Но однажды я увидел в нашем саду, под грушей, в траве, что-то похожее на гранату. Я взвизгнул и кинулся к ней, а рядом был Жорка с Новороссийской, он тоже взвизгнул. Мы разом ухватились за гранату и покатились по траве с криком: «Я первый! Я первый!», — вырывая её друг у друга. С танка спрыгнул человек в комбинезоне и в чёрном шлеме, подошёл и забрал гранату. И сказал назидательно: «Противотанковая!».
Счастливое детство моё продолжалось.
Через форточку
И вот я проникаю в чужой, незнакомый мне дом через форточку. Я тонкий и гибкий, как червячок. Для меня форточка — целые ворота. Только она высоко.
Меня подняли, сунули головой вперёд, и я, опираясь о воздух, плавно опустился на пол.
Я в чужом доме. Во тьме и впервые. Выбираю предметы. Помню тяжёлые бронзовые подсвечники… Была, была в старом Геленджике старая интеллигенция!
Кому довелось при советской власти служить в каком-либо ведомстве или трудиться в сфере производства, тот помнит, конечно, одну непонятную и оттого очень страшную кару, применяемую за нарушение трудовой дисциплины или иную провинность.
Начальник вдруг переставал орать и ледяным прокурорским голосом отчётливо произносил:
— Пишите объяснительную записку!
Господи, за что?! Этот немой вопрос застывал на губах приговорённого.
Для меня тут была загадка. Не мог я понять, отчего эта странная мера рождает в душе подвергнутого наказанию такой нестерпимый ужас. Понять не мог, а самому испытать всё как-то не доводилось.

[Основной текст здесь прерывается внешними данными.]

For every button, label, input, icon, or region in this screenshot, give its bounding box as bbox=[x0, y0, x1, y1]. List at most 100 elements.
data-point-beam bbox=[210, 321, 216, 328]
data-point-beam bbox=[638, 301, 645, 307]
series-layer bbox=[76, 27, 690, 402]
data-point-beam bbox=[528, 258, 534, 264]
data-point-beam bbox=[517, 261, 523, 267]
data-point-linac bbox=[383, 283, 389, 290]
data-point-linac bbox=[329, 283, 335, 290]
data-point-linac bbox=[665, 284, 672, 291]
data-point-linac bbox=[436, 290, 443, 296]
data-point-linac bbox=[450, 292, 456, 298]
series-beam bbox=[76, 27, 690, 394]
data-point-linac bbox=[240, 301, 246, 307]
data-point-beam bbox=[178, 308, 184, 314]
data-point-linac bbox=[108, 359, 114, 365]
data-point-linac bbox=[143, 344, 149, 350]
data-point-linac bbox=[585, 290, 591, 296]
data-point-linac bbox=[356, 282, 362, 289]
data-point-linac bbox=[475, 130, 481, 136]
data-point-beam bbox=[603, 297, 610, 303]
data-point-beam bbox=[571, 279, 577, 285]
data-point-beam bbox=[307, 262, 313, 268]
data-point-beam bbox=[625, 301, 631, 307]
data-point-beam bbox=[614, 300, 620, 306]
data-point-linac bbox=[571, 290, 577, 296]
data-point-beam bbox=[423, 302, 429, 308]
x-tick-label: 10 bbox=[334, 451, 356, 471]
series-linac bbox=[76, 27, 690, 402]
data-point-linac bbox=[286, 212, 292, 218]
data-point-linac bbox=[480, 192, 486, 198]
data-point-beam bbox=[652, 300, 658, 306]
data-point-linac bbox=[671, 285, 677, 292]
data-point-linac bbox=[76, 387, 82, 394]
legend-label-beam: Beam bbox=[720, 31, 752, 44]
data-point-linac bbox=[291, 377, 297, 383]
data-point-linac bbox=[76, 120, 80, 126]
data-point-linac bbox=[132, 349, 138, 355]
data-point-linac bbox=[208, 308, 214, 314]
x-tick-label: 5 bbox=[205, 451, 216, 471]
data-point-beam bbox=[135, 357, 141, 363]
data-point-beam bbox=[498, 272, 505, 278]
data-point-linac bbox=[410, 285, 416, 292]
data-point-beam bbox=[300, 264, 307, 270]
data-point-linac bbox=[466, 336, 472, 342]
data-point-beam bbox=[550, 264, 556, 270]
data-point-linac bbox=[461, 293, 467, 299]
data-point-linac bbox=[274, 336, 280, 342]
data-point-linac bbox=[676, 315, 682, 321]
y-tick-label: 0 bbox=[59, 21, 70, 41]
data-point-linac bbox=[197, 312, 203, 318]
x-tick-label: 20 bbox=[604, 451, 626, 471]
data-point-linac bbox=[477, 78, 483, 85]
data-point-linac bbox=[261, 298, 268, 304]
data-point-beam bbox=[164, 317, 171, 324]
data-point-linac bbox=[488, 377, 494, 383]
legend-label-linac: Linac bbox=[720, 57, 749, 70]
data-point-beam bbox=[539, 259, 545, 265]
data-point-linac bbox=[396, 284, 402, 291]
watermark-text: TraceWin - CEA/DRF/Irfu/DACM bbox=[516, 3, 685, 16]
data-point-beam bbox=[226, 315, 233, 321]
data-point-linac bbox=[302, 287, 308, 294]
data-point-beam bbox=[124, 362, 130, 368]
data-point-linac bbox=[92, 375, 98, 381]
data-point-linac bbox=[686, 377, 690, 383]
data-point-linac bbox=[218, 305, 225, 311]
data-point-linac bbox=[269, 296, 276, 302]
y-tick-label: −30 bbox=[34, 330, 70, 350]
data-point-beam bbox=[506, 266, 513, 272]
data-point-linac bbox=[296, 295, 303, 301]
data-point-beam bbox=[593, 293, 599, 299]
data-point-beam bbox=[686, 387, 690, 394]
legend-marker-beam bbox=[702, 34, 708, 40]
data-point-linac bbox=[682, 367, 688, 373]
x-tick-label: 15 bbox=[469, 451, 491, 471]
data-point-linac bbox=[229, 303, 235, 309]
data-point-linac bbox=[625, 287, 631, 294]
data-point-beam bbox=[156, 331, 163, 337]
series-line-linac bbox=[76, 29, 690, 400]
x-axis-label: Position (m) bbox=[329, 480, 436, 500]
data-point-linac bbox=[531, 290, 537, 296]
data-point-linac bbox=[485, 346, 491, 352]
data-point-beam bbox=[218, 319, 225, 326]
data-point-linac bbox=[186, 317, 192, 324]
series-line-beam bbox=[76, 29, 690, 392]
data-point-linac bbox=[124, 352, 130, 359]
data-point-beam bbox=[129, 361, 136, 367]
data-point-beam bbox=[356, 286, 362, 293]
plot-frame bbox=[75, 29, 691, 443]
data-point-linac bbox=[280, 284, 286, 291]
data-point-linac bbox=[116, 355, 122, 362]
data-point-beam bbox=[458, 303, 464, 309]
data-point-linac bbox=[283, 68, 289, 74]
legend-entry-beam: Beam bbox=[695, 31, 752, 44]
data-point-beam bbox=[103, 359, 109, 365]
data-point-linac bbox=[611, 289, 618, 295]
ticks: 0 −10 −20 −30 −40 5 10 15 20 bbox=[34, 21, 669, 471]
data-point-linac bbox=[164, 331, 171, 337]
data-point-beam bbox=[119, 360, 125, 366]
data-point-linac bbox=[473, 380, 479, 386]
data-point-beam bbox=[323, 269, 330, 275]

Даже когда в заводской котельной опустил я шланг в люк, вырезанный в полу, чтобы пополнить котлы водой, и обронил в отверстие брезентовую рукавицу. Рукавица всосалась в подводный насос, заклинила его, и все котлы пришлось гасить, выгребая из топок горящий уголь на каменный пол. Когда же извлечённая рукавица была опознана, начальник отопительных систем товарищ Соколов только головой покачал в мою сторону.
И когда в типографии, где я, помимо резальной машины и катания вверх и вниз бумажных ролей, ещё переплавлял в доморощенной печке отработанный шрифт, а потом огромной поварёшкой разливал расплав в изложницы, производя таким образом свинцовые чушки для линотипа, но как-то, запалив эту печь, вышел покурить, а потом отвлёкся с брошюровщицами и про печь позабыл, а она, пережёгши все, что могла, залила весь пол глубокой свинцовой лужей… Даже тогда мне просто вручили умеренную кувалду и зубило, чтобы я сколол весь этот заледеневший свинец для новой переплавки.